MR. BARNES: Thank you, Pete. Congressman Ryan, before we get to the President's speech yesterday, let me ask a quick question about the continuing resolution that's going to be voted on this afternoon for the rest of the 2011 budget. Is it going to pass?
REP. RYAN: I think so.
MR. BARNES: Good. We'll leave it at that. You were invited by the President to show up for his speech, sat in the front row at George University. What were you expecting and what did you get?
REP. RYAN: Well, I was expecting from actually speaking with some Democrats that it was going to be an olive branch speech, that we were going to see the President get engaged in the issue of our time, our fiscal crisis, offer some details and specifics. In particular, we thought he was going to offer some solutions on Social Security which I thought was going to be a concrete step in the right direction. And I the impression we were given was that, you know, we had an agreement on the CR, hammered out agreement and we're going to build on that success going forward with debt limit in the budget and the rest.

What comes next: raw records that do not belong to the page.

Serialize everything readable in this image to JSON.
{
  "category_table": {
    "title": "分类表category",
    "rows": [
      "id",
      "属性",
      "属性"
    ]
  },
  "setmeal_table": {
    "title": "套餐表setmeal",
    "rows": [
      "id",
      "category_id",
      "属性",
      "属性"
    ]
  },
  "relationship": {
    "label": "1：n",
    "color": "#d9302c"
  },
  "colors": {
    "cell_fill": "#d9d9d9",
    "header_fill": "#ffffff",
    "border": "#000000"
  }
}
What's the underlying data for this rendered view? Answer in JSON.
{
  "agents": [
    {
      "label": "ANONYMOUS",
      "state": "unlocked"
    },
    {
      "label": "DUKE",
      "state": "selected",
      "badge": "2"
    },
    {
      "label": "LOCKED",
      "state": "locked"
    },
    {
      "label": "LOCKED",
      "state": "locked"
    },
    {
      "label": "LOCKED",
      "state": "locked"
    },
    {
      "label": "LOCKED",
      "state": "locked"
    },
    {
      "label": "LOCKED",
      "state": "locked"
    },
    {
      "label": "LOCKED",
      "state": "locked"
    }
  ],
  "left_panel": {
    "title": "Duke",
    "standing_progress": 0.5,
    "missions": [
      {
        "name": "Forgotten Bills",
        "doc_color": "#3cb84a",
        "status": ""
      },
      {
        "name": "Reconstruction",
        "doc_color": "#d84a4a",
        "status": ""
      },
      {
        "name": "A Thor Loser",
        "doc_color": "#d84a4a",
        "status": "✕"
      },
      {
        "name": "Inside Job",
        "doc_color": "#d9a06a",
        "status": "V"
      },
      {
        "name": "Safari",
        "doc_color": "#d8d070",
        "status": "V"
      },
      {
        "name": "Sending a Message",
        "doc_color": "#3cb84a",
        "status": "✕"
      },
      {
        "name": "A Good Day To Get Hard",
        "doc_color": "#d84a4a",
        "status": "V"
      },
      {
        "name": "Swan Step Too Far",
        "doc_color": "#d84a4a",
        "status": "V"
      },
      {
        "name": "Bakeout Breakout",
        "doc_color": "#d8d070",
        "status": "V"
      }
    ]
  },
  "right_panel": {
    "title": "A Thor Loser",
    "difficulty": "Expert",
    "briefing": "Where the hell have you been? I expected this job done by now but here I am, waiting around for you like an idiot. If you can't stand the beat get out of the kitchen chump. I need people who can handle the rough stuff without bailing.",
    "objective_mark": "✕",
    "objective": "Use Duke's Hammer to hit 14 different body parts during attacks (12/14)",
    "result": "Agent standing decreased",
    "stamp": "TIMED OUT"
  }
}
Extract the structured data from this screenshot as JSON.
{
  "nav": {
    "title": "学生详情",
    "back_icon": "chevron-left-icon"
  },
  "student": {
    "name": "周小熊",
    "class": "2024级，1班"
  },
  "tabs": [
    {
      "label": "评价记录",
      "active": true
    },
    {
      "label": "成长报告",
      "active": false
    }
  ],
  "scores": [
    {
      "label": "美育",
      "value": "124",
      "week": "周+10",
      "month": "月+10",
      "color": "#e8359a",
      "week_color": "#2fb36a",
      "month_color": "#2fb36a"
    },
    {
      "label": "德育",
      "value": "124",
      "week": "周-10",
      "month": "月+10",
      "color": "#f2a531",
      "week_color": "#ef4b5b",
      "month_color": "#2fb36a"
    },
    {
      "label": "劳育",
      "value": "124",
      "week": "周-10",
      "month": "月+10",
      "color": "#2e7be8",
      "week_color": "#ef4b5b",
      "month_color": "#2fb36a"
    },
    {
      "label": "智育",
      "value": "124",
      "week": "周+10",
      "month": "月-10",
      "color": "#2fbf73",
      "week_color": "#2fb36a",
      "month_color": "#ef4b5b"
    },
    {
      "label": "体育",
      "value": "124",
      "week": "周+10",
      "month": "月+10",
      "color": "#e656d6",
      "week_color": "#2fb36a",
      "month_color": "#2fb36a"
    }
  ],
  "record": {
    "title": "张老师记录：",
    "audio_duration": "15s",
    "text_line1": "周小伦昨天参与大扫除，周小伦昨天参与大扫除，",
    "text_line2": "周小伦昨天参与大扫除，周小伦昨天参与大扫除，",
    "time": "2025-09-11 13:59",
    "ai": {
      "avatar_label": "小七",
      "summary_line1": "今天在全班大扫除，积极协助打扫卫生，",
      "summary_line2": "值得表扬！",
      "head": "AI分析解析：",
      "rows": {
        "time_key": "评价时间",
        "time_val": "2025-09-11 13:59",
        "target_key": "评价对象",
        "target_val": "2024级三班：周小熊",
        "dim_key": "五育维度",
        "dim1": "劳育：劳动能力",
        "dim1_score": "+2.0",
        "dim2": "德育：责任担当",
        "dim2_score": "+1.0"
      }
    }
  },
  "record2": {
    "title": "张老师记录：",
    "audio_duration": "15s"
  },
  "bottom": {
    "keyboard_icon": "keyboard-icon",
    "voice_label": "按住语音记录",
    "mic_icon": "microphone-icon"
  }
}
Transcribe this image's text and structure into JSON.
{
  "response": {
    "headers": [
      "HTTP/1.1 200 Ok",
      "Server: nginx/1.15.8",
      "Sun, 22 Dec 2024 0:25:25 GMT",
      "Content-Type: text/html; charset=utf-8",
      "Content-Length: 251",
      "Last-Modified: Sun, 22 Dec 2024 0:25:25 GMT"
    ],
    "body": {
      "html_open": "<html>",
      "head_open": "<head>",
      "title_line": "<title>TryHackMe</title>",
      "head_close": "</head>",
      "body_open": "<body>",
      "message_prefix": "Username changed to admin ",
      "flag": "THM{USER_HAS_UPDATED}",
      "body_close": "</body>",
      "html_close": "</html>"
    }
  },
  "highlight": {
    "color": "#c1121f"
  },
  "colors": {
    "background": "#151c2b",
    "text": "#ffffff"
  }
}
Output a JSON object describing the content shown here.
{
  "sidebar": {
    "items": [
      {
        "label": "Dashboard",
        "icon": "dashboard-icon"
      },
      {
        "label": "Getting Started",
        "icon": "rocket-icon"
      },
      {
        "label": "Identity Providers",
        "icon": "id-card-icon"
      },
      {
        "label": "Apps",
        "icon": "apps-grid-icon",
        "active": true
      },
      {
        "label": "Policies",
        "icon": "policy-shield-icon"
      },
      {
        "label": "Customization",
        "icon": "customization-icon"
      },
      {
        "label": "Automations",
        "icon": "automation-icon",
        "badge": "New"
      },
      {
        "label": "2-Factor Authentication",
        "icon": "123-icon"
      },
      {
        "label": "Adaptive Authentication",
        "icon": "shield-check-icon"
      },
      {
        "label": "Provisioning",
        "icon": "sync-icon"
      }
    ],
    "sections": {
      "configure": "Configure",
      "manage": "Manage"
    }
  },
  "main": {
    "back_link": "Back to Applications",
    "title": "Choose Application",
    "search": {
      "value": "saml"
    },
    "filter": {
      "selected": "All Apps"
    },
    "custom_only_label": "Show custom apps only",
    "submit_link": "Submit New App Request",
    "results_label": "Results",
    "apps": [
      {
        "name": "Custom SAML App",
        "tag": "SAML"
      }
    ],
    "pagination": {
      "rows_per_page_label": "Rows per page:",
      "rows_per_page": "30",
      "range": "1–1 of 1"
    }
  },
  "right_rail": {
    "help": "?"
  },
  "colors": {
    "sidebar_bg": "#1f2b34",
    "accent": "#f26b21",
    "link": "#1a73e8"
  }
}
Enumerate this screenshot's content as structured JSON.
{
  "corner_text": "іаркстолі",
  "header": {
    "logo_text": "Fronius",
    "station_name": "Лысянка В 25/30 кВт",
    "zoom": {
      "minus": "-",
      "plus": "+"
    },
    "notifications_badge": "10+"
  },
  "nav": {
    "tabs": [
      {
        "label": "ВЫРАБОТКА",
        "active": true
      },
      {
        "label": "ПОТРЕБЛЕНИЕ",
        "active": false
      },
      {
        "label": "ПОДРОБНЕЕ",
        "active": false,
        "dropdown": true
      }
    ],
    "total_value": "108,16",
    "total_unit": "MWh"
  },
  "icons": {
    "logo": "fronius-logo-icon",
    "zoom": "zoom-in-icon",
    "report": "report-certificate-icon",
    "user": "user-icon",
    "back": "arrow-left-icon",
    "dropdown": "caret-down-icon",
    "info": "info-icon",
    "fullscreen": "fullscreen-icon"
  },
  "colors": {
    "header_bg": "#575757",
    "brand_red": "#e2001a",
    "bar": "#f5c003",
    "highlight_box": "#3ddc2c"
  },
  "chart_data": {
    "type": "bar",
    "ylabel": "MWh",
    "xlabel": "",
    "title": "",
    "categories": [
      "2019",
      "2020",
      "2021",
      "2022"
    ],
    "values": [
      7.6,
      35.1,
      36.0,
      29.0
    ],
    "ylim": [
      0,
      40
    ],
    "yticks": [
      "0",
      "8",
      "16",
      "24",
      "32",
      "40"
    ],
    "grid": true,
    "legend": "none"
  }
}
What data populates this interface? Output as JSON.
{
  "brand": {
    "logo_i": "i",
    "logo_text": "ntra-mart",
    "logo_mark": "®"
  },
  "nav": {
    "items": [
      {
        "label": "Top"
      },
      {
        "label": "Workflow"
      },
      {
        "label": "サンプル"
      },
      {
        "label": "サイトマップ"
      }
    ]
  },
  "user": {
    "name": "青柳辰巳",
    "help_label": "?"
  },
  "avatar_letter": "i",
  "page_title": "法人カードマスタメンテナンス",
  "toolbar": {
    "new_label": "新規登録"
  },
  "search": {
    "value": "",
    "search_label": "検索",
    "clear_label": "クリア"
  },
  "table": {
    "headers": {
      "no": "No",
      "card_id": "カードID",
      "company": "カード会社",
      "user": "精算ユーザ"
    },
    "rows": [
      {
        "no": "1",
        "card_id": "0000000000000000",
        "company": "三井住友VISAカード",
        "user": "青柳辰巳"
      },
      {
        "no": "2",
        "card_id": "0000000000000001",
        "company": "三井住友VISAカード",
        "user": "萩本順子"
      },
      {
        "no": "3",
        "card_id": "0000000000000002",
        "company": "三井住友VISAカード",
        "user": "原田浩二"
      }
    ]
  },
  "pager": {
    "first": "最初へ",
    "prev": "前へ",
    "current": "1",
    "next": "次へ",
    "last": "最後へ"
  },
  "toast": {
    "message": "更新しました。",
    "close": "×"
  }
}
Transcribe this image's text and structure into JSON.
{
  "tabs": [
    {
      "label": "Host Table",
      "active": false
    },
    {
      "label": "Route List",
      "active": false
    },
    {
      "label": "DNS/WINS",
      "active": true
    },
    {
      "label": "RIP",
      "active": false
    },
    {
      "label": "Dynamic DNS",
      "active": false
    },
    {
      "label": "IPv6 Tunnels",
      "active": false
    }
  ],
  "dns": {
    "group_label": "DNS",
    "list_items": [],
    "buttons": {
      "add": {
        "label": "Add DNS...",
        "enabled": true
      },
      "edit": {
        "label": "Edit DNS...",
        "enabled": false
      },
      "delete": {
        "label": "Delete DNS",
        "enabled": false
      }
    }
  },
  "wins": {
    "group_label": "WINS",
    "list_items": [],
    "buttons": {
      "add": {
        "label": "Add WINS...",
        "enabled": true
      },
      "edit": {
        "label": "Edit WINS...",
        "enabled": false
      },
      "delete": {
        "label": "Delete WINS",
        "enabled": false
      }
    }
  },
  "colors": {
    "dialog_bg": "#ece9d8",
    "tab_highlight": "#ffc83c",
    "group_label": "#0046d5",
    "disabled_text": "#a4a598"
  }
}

So Jeb Hensarling and Dave Kemp and I, members of the Fiscal Commission, members of Congress on the Republican side in the House went with a little bit of optimism. And what we ended up finding out is we got front row seats to President Obama's reelection campaign speech. We basically realized fairly quickly that this wasn't about building bridges, it was about partisanship. It was about basically what his 2012 election speech is going to be all about.
You know, when I put this budget out, believe you me, I've been doing budgets for a long time, I knew that we were going to get a lot of partisan attacks. This is what parties do to each other, unfortunately, but it is and both parties do it. I expected Nancy Pelosi and Harry Reid to come out, you know, with attacks. We didn't expect it from the Commander in Chief, and when the Commander in Chief sort of brings himself down to the level of the partisan mosh pit that we've been in, that we are in, it makes it more difficult to bring that kind of leadership.